Once the 35 cases are defined, the number combinations in each case depends on the possibilities in each position of the x. If the x is before the first 9, it cannot be 9 so there are only 9 possibilities in each position. Between the first 9 and the last 1, the x cannot be 1 so there are 9 possibilities in each position. After the 911 sequence is completed, an additional 9 or 1 can occur, so there are 10 possibilities in each position.
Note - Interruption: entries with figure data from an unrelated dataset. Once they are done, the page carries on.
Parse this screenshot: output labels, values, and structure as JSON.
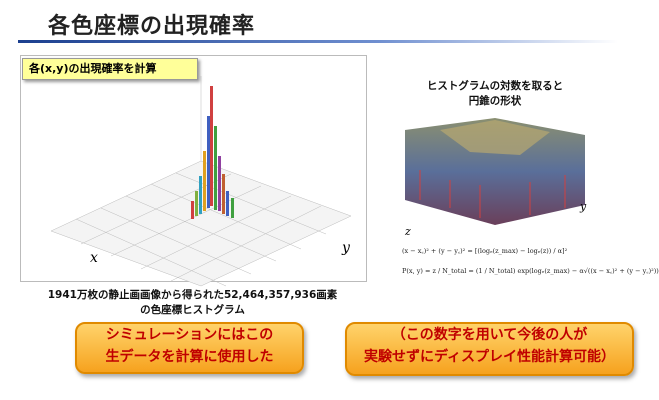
{
  "title": "各色座標の出現確率",
  "left_panel": {
    "label": "各(x,y)の出現確率を計算",
    "x_axis": "x",
    "y_axis": "y",
    "caption": [
      "1941万枚の静止画画像から得られた52,464,357,936画素",
      "の色座標ヒストグラム"
    ]
  },
  "right_panel": {
    "caption": [
      "ヒストグラムの対数を取ると",
      "円錐の形状"
    ],
    "z_axis": "z",
    "y_axis": "y",
    "formulas": [
      "(x − x꜀)² + (y − y꜀)² = [(logₑ(z_max) − logₑ(z)) / α]²",
      "P(x, y) = z / N_total = (1 / N_total) exp(logₑ(z_max) − α√((x − x꜀)² + (y − y꜀)²))"
    ]
  },
  "notes": [
    [
      "シミュレーションにはこの",
      "生データを計算に使用した"
    ],
    [
      "（この数字を用いて今後の人が",
      "実験せずにディスプレイ性能計算可能）"
    ]
  ]
}
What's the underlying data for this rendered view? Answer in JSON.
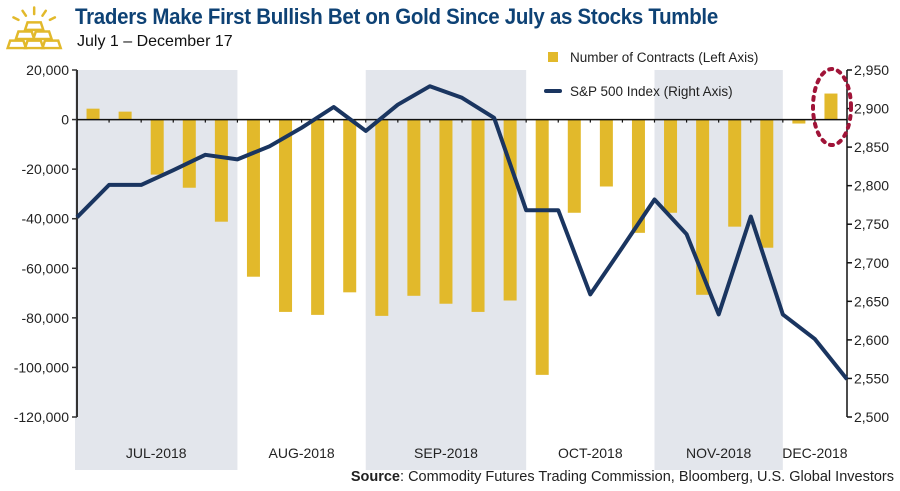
{
  "header": {
    "title": "Traders Make First Bullish Bet on Gold Since July as Stocks Tumble",
    "subtitle": "July 1 – December 17",
    "logo_icon": "gold-bars-icon"
  },
  "source": {
    "label": "Source",
    "text": ": Commodity Futures Trading Commission, Bloomberg, U.S. Global Investors"
  },
  "colors": {
    "bars": "#e2b92b",
    "line": "#1a3560",
    "band": "#e3e6ec",
    "highlight": "#a01438",
    "title": "#0e4275"
  },
  "chart_data": {
    "type": "bar+line",
    "title": "Traders Make First Bullish Bet on Gold Since July as Stocks Tumble",
    "subtitle": "July 1 – December 17",
    "months": [
      {
        "label": "JUL-2018",
        "weeks": 5,
        "shaded": true
      },
      {
        "label": "AUG-2018",
        "weeks": 4,
        "shaded": false
      },
      {
        "label": "SEP-2018",
        "weeks": 5,
        "shaded": true
      },
      {
        "label": "OCT-2018",
        "weeks": 4,
        "shaded": false
      },
      {
        "label": "NOV-2018",
        "weeks": 4,
        "shaded": true
      },
      {
        "label": "DEC-2018",
        "weeks": 2,
        "shaded": false
      }
    ],
    "left_axis": {
      "ylim": [
        -120000,
        20000
      ],
      "ticks": [
        20000,
        0,
        -20000,
        -40000,
        -60000,
        -80000,
        -100000,
        -120000
      ],
      "tick_labels": [
        "20,000",
        "0",
        "-20,000",
        "-40,000",
        "-60,000",
        "-80,000",
        "-100,000",
        "-120,000"
      ]
    },
    "right_axis": {
      "ylim": [
        2500,
        2950
      ],
      "ticks": [
        2950,
        2900,
        2850,
        2800,
        2750,
        2700,
        2650,
        2600,
        2550,
        2500
      ],
      "tick_labels": [
        "2,950",
        "2,900",
        "2,850",
        "2,800",
        "2,750",
        "2,700",
        "2,650",
        "2,600",
        "2,550",
        "2,500"
      ]
    },
    "series": [
      {
        "name": "Number of Contracts (Left Axis)",
        "type": "bar",
        "axis": "left",
        "values": [
          4400,
          3200,
          -22200,
          -27500,
          -41200,
          -63400,
          -77600,
          -78800,
          -69700,
          -79200,
          -71100,
          -74300,
          -77600,
          -73000,
          -103000,
          -37600,
          -27000,
          -45700,
          -37600,
          -70700,
          -43200,
          -51700,
          -1600,
          10500
        ]
      },
      {
        "name": "S&P 500 Index (Right Axis)",
        "type": "line",
        "axis": "right",
        "values": [
          2759,
          2801,
          2801,
          2820,
          2840,
          2834,
          2851,
          2875,
          2902,
          2871,
          2905,
          2929,
          2914,
          2888,
          2768,
          2768,
          2659,
          2720,
          2782,
          2737,
          2633,
          2760,
          2633,
          2601,
          2549
        ]
      }
    ],
    "legend": {
      "position": "top-right",
      "entries": [
        "Number of Contracts (Left Axis)",
        "S&P 500 Index (Right Axis)"
      ]
    },
    "annotation": {
      "type": "dotted-ellipse",
      "target": "last bar (first bullish bet)"
    },
    "grid": false
  }
}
Rearranging skeptic2’s full list of cases based on the number of trailing x’s :
xxxx911 xxx911x xx911xx x911xxx 911xxxx
xxx9x11 xx9x11x x9x11xx 9x11xxx
xxx91x1 xx91x1x x91x1xx 91x1xxx
xx9xx11 x9xx11x 9xx11xx
xx9x1x1 x9x1x1x 9x1x1xx
xx91xx1 x91xx1x 91xx1xx
x9xxx11 9xxx11x
x9xx1x1 9xx1x1x
x9x1xx1 9x1xx1x
x91xxx1 91xxx1x
9xxxx11
9xxx1x1
9xx1xx1
9x1xxx1
91xxxx1

The result is 15 cases with 0 trailing x’s => 15 x (9^4) x (10^0)
Plus 10 cases with 1 trailing x => 10 x (9^3) x (10^1)
Plus 6 cases with 2 trailing x’s => 6 x (9^2) x (10^2)
Plus 3 cases with 3 trailing x’s => 3 x (9^1) x (10^3)
Plus 1 case with 4 trailing x’s => 1 x (9^0) x (10^4)
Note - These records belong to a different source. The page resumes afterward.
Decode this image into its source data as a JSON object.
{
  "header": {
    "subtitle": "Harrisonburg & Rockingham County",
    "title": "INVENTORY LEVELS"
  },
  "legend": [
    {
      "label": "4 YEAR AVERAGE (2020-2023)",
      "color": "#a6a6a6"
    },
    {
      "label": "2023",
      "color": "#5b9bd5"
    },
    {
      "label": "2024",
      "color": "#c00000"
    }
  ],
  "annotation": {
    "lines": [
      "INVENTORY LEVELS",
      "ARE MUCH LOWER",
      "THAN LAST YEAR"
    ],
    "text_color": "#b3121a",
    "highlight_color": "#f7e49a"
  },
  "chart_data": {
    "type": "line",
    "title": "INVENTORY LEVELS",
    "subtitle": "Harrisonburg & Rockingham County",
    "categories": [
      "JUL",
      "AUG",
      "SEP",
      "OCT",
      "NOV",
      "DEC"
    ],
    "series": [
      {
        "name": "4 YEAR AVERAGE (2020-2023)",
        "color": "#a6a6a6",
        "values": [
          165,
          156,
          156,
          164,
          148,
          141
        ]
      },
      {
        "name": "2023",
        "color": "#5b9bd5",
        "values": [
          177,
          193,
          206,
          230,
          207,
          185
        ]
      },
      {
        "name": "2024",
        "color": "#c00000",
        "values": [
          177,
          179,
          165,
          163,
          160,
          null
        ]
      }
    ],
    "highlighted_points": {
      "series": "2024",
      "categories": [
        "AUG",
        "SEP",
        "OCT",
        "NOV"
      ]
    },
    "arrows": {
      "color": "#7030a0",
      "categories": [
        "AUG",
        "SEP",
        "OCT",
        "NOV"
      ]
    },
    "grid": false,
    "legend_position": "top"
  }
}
The total is {15 x (9^4) x (10^0)} + { 10 x (9^3) x (10^1)} + { 6 x (9^2) x (10^2)} + {3 x (9^1) x (10^3)} + {1 x (9^0) x (10^4)}
= {15 x 6561 x 1} + { 10 x 729 x 10} + { 6 x 81 x 100} + {3 x 9 x 1000} + {1 x 1 x 10000}
= 98415 + 72900 + 48800 + 27000 + 10000
= 256915

So 256,915 (or 2.57% of the 10,000,000 7-digit numbers) would be unavailable because they would trigger a 911 call.

 

[awkward]

safemotionguy,

Congratulations! I think you are correct.

Another approach is to count all the numbers which are not acceptable, breaking the possibilities into cases based on the position of the leftmost 9, which will give the same answer in the end.